I lost too much weight resulting in muscle loss and bone fractures, making me slower…
This is not the problem of 99.9% of athletes on this forum or on the start line of any marathon. This MAY apply to 1 out of 1000 runners. There is another thread you can start for the roughly 1/1000 (or less, I picked that number out of the air) from the general population for whom this is a concern
While I pretty much never agree with synthetic he does make a point that more isn’t always better when it comes to weight loss. And just because his advice may not apply to the majority of people reading doesn’t mean it isn’t useful to include. I’d say it’s just as useful as your advice.
Also, if we are talking about female athletes (which are pretty much always forgotten about on this forum), it is way more common than 1 out of 1000 who are at risk for this. When I ran cross country we had a few women on the team who were on the team and ended up with health issues while continuing to try and get lighter and lighter as they thought lighter always meant faster.
I said 1/1000 in the general population not 1/1000 on a female running sqaud. The latter is already 1/1000th out of the general population (add up all women competitive runners and divide by 3.75B woman humans and you have your math).
The thread was a general question. Of course telling Eliud Kipchoge to run more, lose weight and run faster won’t work too. He is already body composition, volume and speed optimized. For people at that pointy end, the answers are more nuanced as is the advice for the women’a cross country team at your NCAA div 1 school.
But that is not 999/1000 or more in the general population. Even if you get on the start line in Boston with 35,000 people at least 34500 are not body composition optimized to run their fastest possible marathon (and that is Ok…there is more to life than being marathon lean)…I have been top 1000 in Boston and lots of people around who would be faster being leaner.

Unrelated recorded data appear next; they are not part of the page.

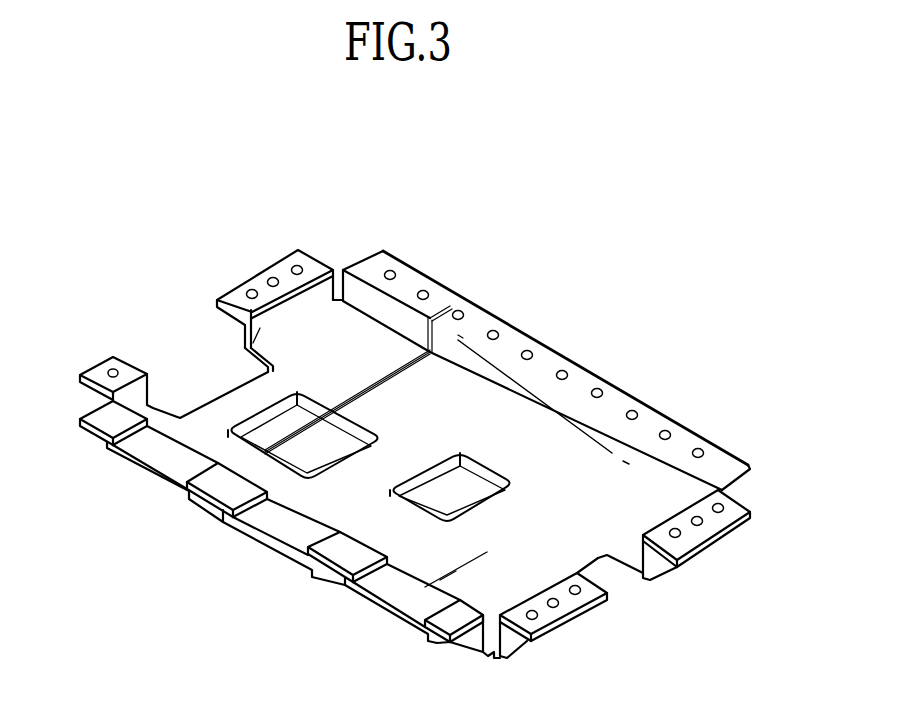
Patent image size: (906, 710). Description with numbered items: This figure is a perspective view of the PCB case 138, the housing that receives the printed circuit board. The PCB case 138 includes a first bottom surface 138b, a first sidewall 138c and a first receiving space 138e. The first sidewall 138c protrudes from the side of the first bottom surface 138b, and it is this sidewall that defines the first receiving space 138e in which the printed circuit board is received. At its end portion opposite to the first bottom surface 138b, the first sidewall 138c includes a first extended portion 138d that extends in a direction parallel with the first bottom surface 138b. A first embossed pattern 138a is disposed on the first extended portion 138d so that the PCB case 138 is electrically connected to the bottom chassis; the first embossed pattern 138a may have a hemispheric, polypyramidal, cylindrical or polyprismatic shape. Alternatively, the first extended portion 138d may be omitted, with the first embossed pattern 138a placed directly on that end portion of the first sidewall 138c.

The PCB case 138 is at (525, 154).
The first embossed pattern 138a is at (597, 390).
The first bottom surface 138b is at (363, 337).
The first sidewall 138c is at (254, 350).
The first extended portion 138d is at (256, 286).
The first receiving space 138e is at (447, 414).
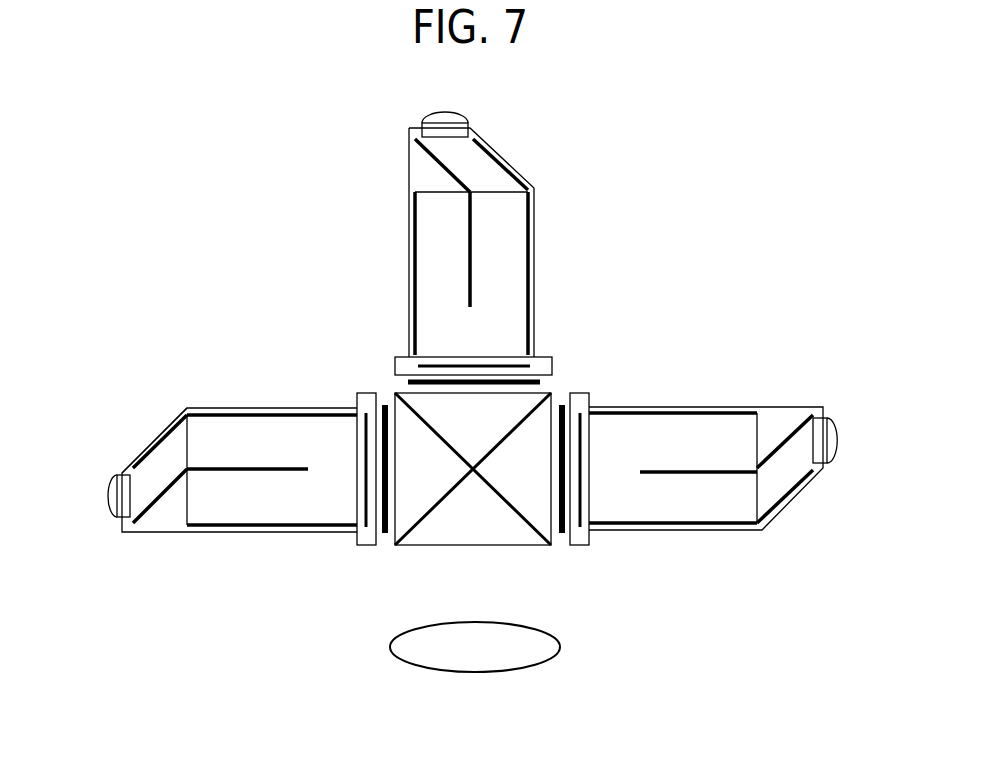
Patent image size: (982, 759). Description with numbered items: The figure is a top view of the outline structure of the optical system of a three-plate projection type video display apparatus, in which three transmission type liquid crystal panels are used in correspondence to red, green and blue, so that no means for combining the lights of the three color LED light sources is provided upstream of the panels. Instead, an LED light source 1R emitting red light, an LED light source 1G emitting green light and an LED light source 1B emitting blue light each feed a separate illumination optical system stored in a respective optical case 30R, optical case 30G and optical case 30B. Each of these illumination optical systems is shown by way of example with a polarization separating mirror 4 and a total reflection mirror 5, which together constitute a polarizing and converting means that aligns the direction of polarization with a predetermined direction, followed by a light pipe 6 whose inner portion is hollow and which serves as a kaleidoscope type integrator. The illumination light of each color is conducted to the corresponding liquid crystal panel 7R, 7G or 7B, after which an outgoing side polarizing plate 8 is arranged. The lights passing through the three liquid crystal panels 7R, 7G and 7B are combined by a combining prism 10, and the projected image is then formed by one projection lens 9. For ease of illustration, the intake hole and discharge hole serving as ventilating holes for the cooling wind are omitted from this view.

The LED light source 1G is at (455, 129).
The LED light source 1R is at (818, 448).
The LED light source 1B is at (122, 503).
The optical case 30G is at (535, 238).
The optical case 30R is at (723, 530).
The optical case 30B is at (248, 407).
The polarization separating mirror 4 is at (163, 490).
The total reflection mirror 5 is at (172, 420).
The light pipe 6 is at (412, 263).
The transmission type liquid crystal panel 7G is at (550, 360).
The transmission type liquid crystal panel 7R is at (363, 393).
The transmission type liquid crystal panel 7B is at (587, 400).
The outgoing side polarizing plate 8 is at (450, 384).
The projection lens 9 is at (543, 647).
The combining prism 10 is at (424, 535).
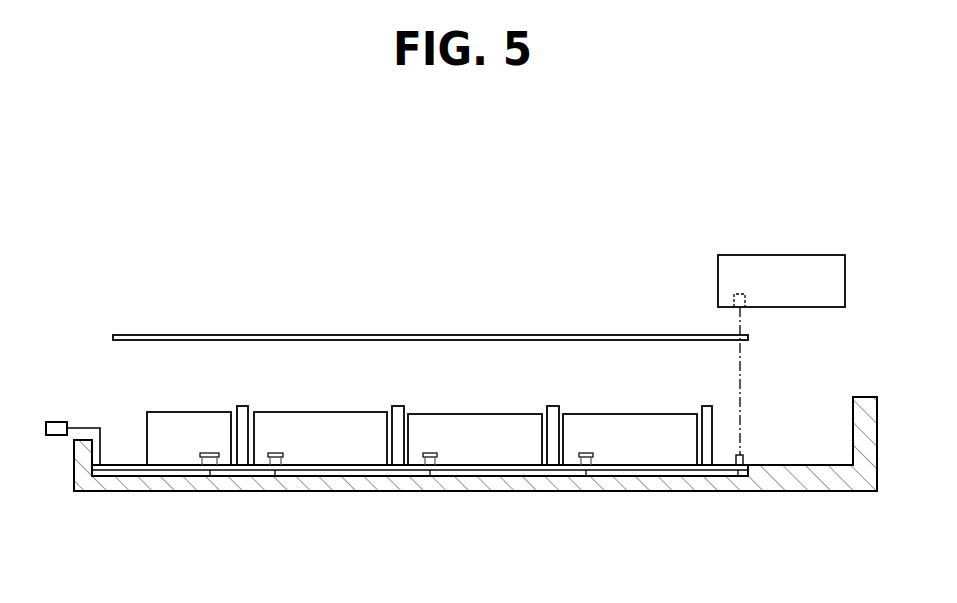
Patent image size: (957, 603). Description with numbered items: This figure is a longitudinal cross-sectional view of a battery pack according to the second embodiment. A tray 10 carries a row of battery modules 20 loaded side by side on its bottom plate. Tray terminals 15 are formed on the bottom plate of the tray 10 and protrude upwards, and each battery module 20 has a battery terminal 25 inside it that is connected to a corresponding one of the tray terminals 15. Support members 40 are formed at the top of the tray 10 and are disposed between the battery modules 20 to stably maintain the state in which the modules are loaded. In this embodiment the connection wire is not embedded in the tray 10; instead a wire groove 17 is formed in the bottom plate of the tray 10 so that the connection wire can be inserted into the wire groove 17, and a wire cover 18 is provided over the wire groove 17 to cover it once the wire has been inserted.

The tray 10 is at (329, 498).
The tray terminal 15 is at (273, 458).
The wire groove 17 is at (576, 476).
The wire cover 18 is at (458, 337).
The battery module 20 is at (629, 407).
The battery terminal 25 is at (742, 294).
The support member 40 is at (243, 408).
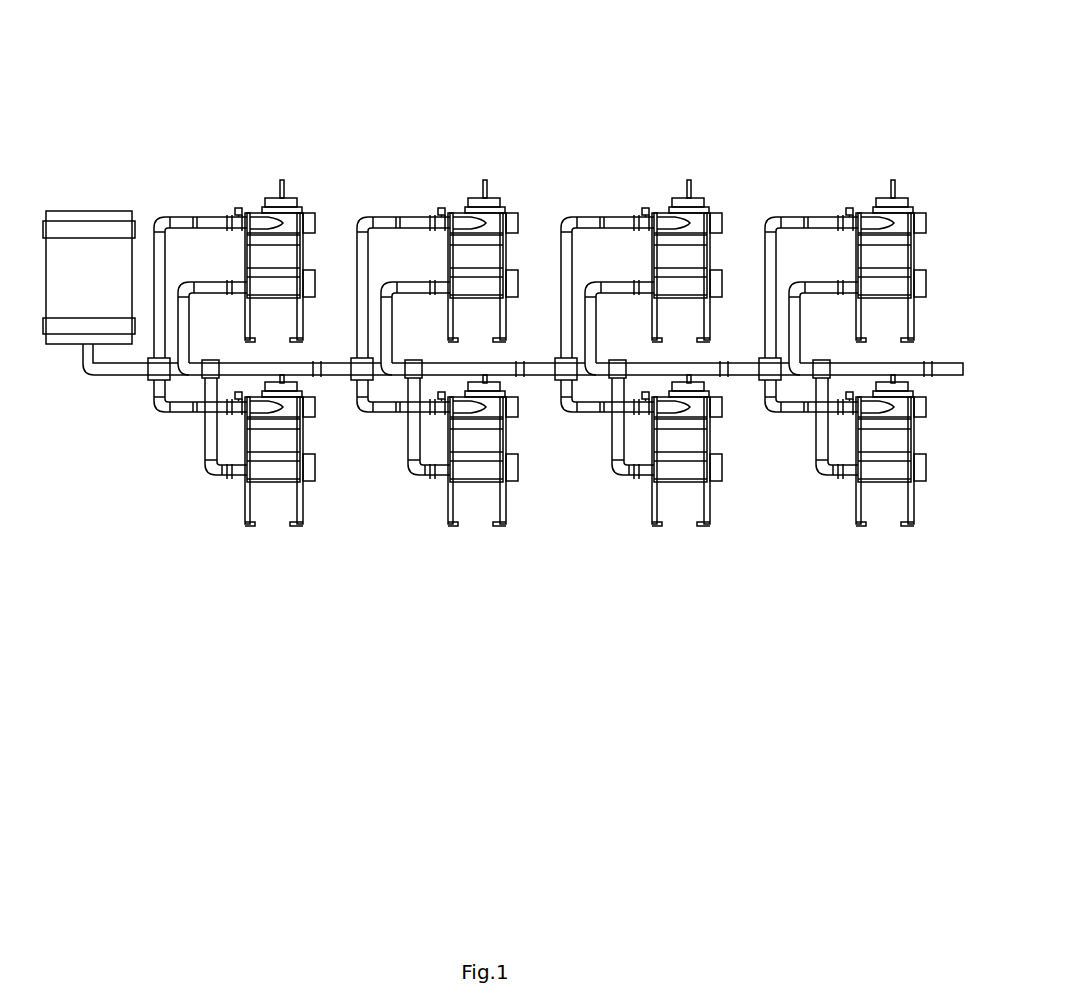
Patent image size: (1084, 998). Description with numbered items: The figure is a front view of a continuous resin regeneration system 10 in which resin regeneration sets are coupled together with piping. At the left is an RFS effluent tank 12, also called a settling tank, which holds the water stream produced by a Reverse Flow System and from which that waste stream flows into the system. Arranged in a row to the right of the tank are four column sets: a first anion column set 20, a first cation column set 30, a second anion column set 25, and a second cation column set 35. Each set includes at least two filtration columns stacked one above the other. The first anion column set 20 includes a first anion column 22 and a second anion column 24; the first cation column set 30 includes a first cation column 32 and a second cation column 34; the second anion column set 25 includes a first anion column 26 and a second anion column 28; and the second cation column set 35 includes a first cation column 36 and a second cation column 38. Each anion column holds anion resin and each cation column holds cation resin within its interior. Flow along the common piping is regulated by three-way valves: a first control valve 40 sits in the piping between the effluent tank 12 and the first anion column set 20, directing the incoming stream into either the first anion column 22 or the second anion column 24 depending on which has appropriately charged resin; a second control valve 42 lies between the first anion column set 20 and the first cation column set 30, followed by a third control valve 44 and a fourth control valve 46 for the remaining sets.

The continuous resin regeneration system 10 is at (239, 74).
The RFS effluent tank 12 is at (102, 260).
The first anion column set 20 is at (165, 456).
The first anion column 22 is at (309, 218).
The second anion column 24 is at (288, 463).
The second anion column set 25 is at (644, 590).
The first anion column 26 is at (690, 257).
The second anion column 28 is at (685, 442).
The first cation column set 30 is at (427, 585).
The first cation column 32 is at (522, 223).
The second cation column 34 is at (488, 461).
The second cation column set 35 is at (797, 444).
The first cation column 36 is at (893, 239).
The second cation column 38 is at (890, 485).
The first control valve 40 is at (157, 370).
The second control valve 42 is at (356, 414).
The third control valve 44 is at (560, 414).
The fourth control valve 46 is at (757, 412).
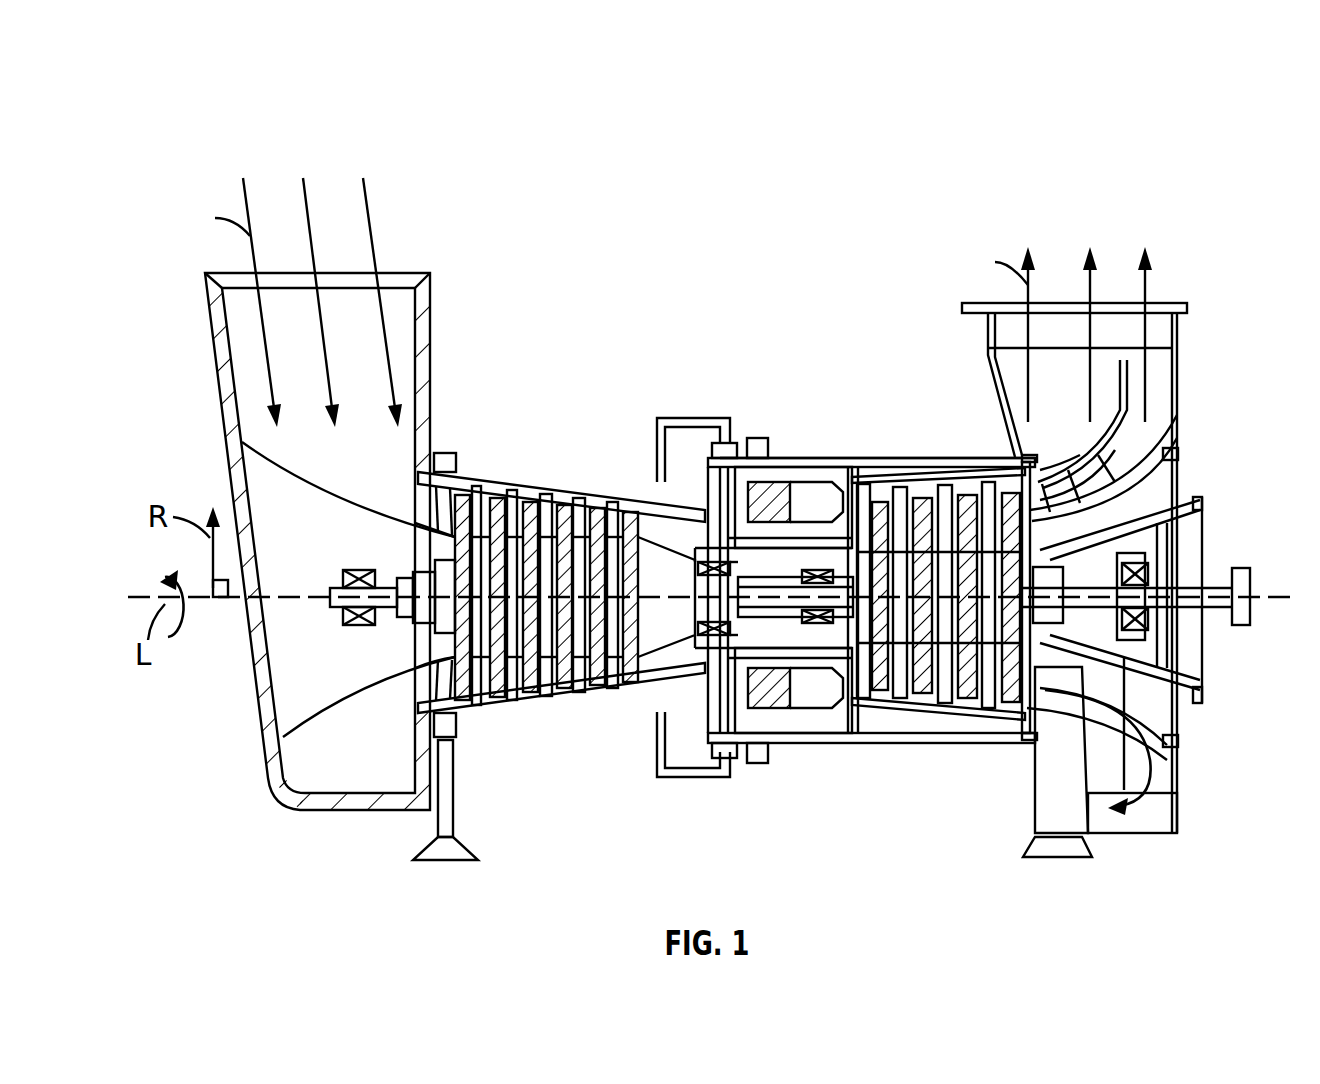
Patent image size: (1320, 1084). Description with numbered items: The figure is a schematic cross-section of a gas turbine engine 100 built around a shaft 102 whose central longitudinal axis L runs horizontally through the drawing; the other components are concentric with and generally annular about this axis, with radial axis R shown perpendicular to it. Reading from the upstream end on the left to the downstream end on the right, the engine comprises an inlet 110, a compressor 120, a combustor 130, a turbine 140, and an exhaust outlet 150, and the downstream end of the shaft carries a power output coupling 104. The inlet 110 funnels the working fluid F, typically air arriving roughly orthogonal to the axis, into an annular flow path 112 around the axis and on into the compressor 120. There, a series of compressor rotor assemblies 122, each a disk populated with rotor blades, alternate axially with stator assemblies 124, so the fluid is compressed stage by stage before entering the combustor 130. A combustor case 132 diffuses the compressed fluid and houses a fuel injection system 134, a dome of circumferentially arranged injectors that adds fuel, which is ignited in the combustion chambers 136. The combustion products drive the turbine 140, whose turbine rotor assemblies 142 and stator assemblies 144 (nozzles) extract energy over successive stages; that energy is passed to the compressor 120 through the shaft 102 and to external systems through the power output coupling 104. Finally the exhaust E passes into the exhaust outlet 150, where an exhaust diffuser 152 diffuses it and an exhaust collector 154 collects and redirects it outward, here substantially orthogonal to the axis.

The gas turbine engine 100 is at (180, 70).
The shaft 102 is at (338, 585).
The power output coupling 104 is at (1242, 566).
The inlet 110 is at (198, 140).
The annular flow path 112 is at (400, 487).
The compressor 120 is at (460, 140).
The compressor rotor assembly 122 is at (530, 694).
The stator assembly 124 is at (477, 496).
The combustor 130 is at (700, 140).
The combustor case 132 is at (788, 462).
The fuel injection system 134 is at (780, 482).
The combustion chamber 136 is at (812, 497).
The turbine 140 is at (1020, 140).
The turbine rotor assembly 142 is at (880, 692).
The stator assembly 144 is at (988, 486).
The exhaust outlet 150 is at (970, 175).
The exhaust diffuser 152 is at (1060, 460).
The exhaust collector 154 is at (1000, 362).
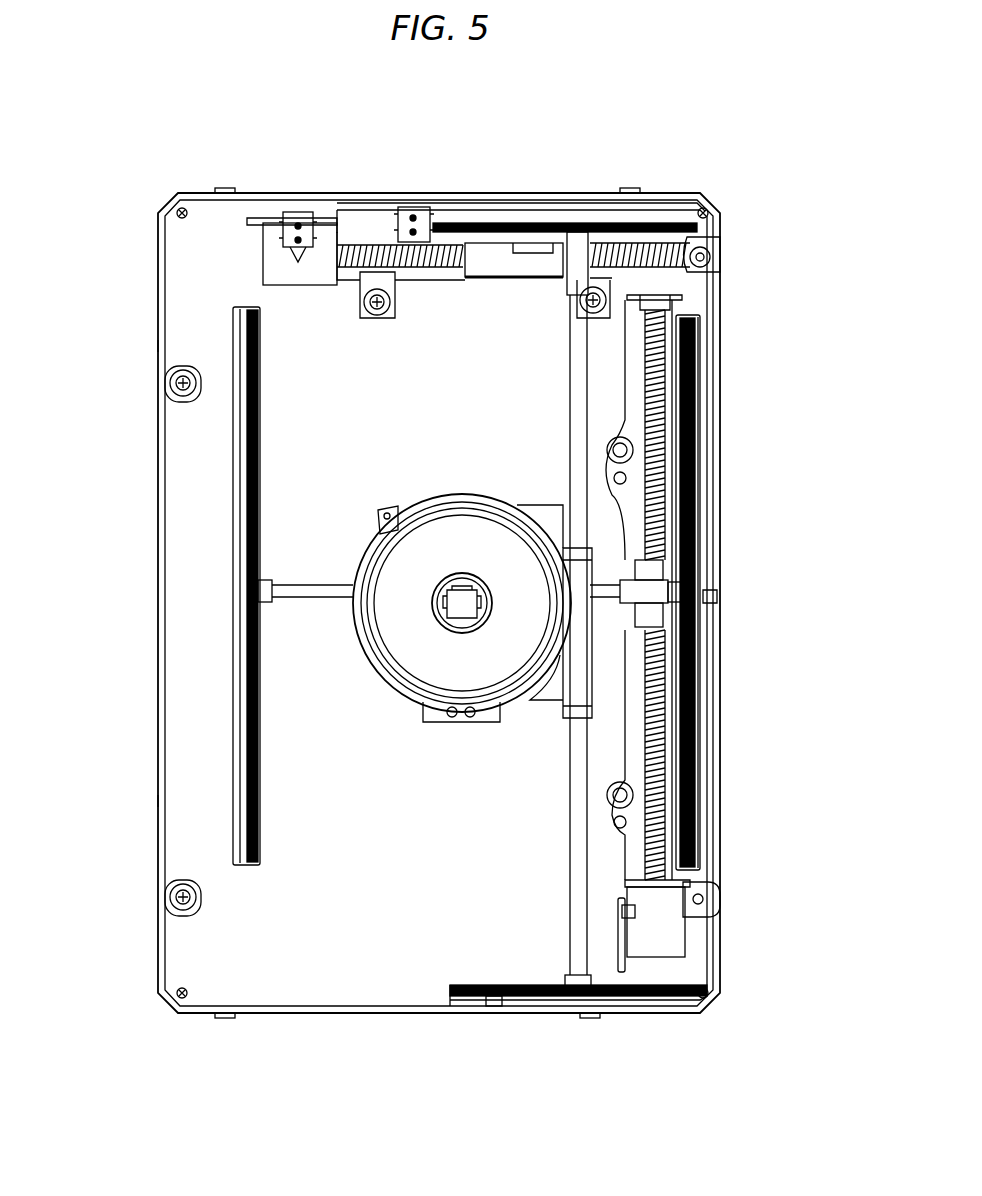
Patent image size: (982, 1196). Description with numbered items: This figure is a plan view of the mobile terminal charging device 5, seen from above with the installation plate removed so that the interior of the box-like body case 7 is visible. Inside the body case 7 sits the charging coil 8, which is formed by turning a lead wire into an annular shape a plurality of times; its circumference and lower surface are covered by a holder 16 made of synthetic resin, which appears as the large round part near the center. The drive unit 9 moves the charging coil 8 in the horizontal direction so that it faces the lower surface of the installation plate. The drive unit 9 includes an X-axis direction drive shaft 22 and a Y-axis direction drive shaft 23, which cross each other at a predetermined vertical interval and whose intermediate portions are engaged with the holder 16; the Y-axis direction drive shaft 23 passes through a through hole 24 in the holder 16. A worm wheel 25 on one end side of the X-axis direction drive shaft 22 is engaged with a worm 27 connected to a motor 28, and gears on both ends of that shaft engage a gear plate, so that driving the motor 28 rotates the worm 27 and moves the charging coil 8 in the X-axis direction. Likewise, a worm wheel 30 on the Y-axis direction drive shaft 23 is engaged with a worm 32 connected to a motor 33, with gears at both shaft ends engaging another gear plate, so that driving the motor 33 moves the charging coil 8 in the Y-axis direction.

The mobile terminal charging device 5 is at (117, 603).
The body case 7 is at (160, 215).
The charging coil 8 is at (407, 617).
The drive unit 9 is at (662, 247).
The holder 16 is at (440, 722).
The X-axis direction drive shaft 22 is at (285, 598).
The Y-axis direction drive shaft 23 is at (583, 355).
The through hole 24 is at (568, 707).
The worm wheel 25 is at (647, 613).
The worm 27 is at (665, 395).
The motor 28 is at (653, 918).
The worm wheel 30 is at (575, 267).
The worm 32 is at (356, 248).
The motor 33 is at (272, 255).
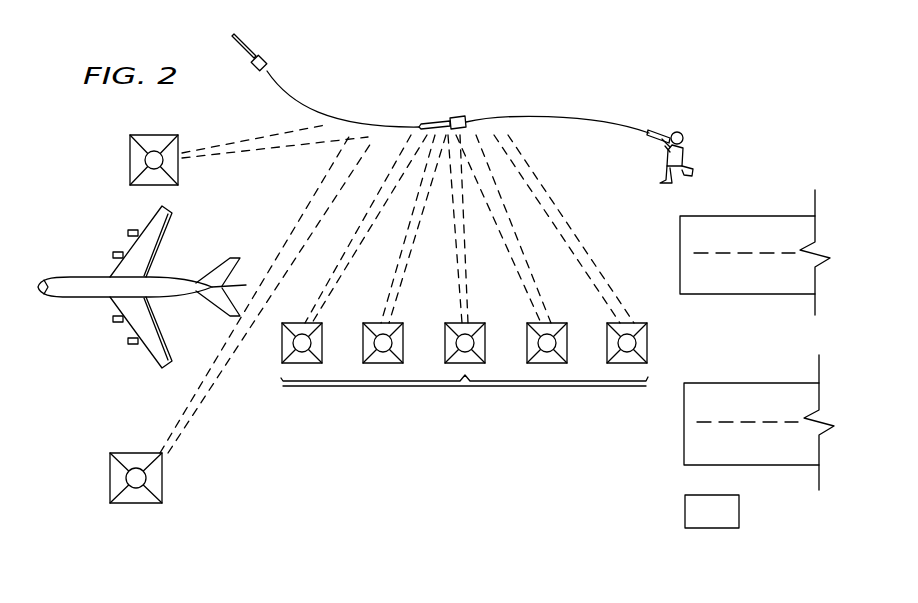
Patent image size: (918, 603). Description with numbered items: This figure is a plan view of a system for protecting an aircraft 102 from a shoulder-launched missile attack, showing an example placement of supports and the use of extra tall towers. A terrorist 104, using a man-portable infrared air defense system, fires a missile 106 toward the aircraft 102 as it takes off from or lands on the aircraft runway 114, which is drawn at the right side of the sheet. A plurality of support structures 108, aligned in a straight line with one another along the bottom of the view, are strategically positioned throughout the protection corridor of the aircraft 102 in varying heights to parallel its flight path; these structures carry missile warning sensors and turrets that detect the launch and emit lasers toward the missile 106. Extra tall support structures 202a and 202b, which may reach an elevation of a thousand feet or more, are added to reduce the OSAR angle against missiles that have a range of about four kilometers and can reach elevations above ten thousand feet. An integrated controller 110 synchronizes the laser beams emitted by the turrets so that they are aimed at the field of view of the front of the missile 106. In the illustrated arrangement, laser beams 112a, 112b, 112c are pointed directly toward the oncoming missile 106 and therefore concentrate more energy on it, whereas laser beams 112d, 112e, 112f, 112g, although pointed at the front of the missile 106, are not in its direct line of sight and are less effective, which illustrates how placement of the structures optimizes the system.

The aircraft 102 is at (80, 278).
The terrorist 104 is at (689, 152).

Sadly this is part of being fast. There is a tipping point for everyone where they also break. There is also a lot of messed up psychology that comes with trying to get fast at running but that’s another topic
Yea Paul yours an effective and reasonable plan …run a bunch and get optimally skinny. That is prolly the best advice one can receive . Oh and the other thing is to not get old. Old age seems to slow folks down.
I swam at 185lbs in college with just under 10% body fat. After swimming I raced bikes at 175 and still just under 10%. I was never a good climber but did fairly well in TT events. Started running and every 5 lbs weight (muscle and fat) I lost, I just got faster and faster. Got down to 155lbs and right at 5% body fat. I was running average 60miles a week with a high of 97 miles (always wanted to run a few 100mile weeks as that is what the big boys were running in the 1970s early 80s).
Never quite made it to the 100 miles but I was getting colds and flu about every other month. I cut back to 40 miles a week, let my body fat hover around 8%, weight in the low 160s and ran almost as fast without ever being sick. I know the numbers are correct as the body fats were hydrostatic weighings and cross checked with skin fold calipers in a University lab.
It is hard to get skinny and harder to stay that way. But if you are going to reach your ultimate run potential there better be some ribs showing.